Philippe Berthommier prend position face à l'art canonisé "contemporain" actuel. Il recherche l'essence de ce qui fait l'humain.
Assis à l’extrémité d’une longue table du hall aux allures d’atrium au cœur de l’atelier, Philippe, détendu, nous invite à observer l’art depuis son point de vue.
“Avec Marcel Duchamp, on introduit l’idée qu'est art, ce que je décide qui est de l’art”. Si une personne peut décider ce qui est de l’art, une personne peut aussi décider ce qui ne l’est pas. Ce positionnement est devenu l’art officiel. L’exposition et la notoriété sont indexées par rapport à l’influence que l’on attribue à l’artiste.
Professeur d’histoire de l’art, Philippe travaille la matière de la connaissance artistique autant qu’elle le travaille. Il s’est toujours éloigné des courants dominants. “Aujourd’hui tu fais un tas de sable, tu mets une ampoule, tu produis un texte et puis voilà !” Et l’art conceptuel ne lui suffit pas : “Je suis vivant, je suis fait de chair et d’os, j’ai faim, j’ai soif, je désire, je suis amoureux... Je ne vis pas qu’avec du concept.
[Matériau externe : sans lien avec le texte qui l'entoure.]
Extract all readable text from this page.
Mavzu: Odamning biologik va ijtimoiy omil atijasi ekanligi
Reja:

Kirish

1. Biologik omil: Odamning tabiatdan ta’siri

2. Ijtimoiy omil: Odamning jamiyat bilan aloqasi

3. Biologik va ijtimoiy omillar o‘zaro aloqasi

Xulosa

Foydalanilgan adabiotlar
J’ai besoin de sensualité, de matière, d’accident, de biffures, de regrets… Comme la vie.”
L’art contemporain est “plastique”, superficiel, là où Philippe cherche dans les arts plastiques les traces du vivant. En 1989, l’exposition "Les magiciens de la terre” l’envoûte, apporte quelques pistes de réponses et produit un déclic en lui. Elle fertilise le terreau qu’il travaille.
“Jean-Hubert Martin invitait des artistes de tous les continents, déstabilisant un monde de l'art contemporain exclusivement limité aux frontières de l'Europe et de l'Amérique du Nord. Voyageant et se tournant vers des artistes enracinés dans des cultures ancestrales, résistantes au post colonialisme, en lutte contre le totalitarisme, et surtout curieux de l'ouverture planétaire émergente. Un double tabou était brisé ; celui selon lequel il n'existait d'art contemporain qu'en occident, et celui qui interdisait de montrer des œuvres de cultures différentes côte à côte.”